You must also periodically look at a strong compact source as close as possible to the target source: The secondary calibrator. These observations are needed to correct for changes in gain and phase caused by the receiver and the local oscillator as well as atmospheric instabilities during the synthesis. In summer, especially during the daytime, phase stability can be poor. Observations requiring maximum phase stability (e.g., at mm wavelengths) are best made at night or during winter. Secondary calibrator observations should be a few minutes long and occur about once per hour at low frequency, or as often as every 10 minutes for higher frequencies (depending on conditions and phase stability).

Most compact sources are variable in amplitude on longer times scales, so they need to be calibrated for the observation against 1934$-$638. If you are concerned with accurate positions, you will need to choose a secondary calibrator whose position is accurately known, and which is close to your source. Note that any observations prior to 31 October 1994 which used B1950 calibrator positions will have positional errors up to 0.3" due to neglect of the $e$-terms. Refer to ATCA Bug Reports

To find the best secondary calibrator for your project use the calibrator page . Using this webpage it is possible to find the calibrators close to your source, and view the accumulated information on them.

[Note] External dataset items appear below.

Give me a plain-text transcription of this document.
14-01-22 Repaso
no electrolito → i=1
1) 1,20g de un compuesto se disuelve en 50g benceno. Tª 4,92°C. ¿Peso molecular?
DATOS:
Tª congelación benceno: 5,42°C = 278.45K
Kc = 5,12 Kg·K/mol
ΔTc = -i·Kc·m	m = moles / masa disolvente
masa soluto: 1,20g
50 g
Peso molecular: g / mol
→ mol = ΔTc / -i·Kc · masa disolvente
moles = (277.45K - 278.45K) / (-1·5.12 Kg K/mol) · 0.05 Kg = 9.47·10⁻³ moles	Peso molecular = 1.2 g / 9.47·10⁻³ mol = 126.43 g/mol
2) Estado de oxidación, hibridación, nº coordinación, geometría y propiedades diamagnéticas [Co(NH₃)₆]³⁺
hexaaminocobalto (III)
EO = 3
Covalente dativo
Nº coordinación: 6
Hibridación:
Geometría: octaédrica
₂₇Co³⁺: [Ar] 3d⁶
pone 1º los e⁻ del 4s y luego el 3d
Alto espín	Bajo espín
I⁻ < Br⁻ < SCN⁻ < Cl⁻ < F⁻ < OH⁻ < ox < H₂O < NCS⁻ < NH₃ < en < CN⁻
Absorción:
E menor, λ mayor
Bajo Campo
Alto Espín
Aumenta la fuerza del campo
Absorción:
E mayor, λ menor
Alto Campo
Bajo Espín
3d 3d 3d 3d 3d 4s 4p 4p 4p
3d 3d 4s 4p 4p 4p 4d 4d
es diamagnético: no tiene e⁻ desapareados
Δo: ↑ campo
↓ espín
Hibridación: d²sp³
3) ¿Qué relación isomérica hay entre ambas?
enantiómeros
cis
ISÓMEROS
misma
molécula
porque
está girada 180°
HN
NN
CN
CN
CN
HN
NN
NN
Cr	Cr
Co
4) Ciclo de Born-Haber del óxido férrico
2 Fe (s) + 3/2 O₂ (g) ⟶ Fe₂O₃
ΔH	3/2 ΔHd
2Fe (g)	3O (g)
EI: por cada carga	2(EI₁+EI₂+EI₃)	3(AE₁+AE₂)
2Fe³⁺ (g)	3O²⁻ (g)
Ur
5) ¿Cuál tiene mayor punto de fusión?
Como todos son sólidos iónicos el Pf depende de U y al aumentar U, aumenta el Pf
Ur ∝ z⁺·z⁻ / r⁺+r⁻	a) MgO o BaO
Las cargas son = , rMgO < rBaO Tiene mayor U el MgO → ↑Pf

A spectral line observation will normally require a bandpass calibrator. At low frequencies the primary calibrator 1934$-$638 is sufficient, but at 3cm and higher frequencies, a stronger source such as 1921$-$293 may be required. The ATCA bandpasses are stable, so a single bandpass calibration is sufficient unless very high dynamic range is required.

When selecting calibrators, be careful to find sources that are unresolved and sufficiently strong when observed with the array you are using. At 20cm, calibrators with amplitudes of at least a few jansky should be selected to minimise the problem of confusion. However, the troposphere has little effect on 20cm waves, so your secondary calibrator can safely be up to 20° away from the program source.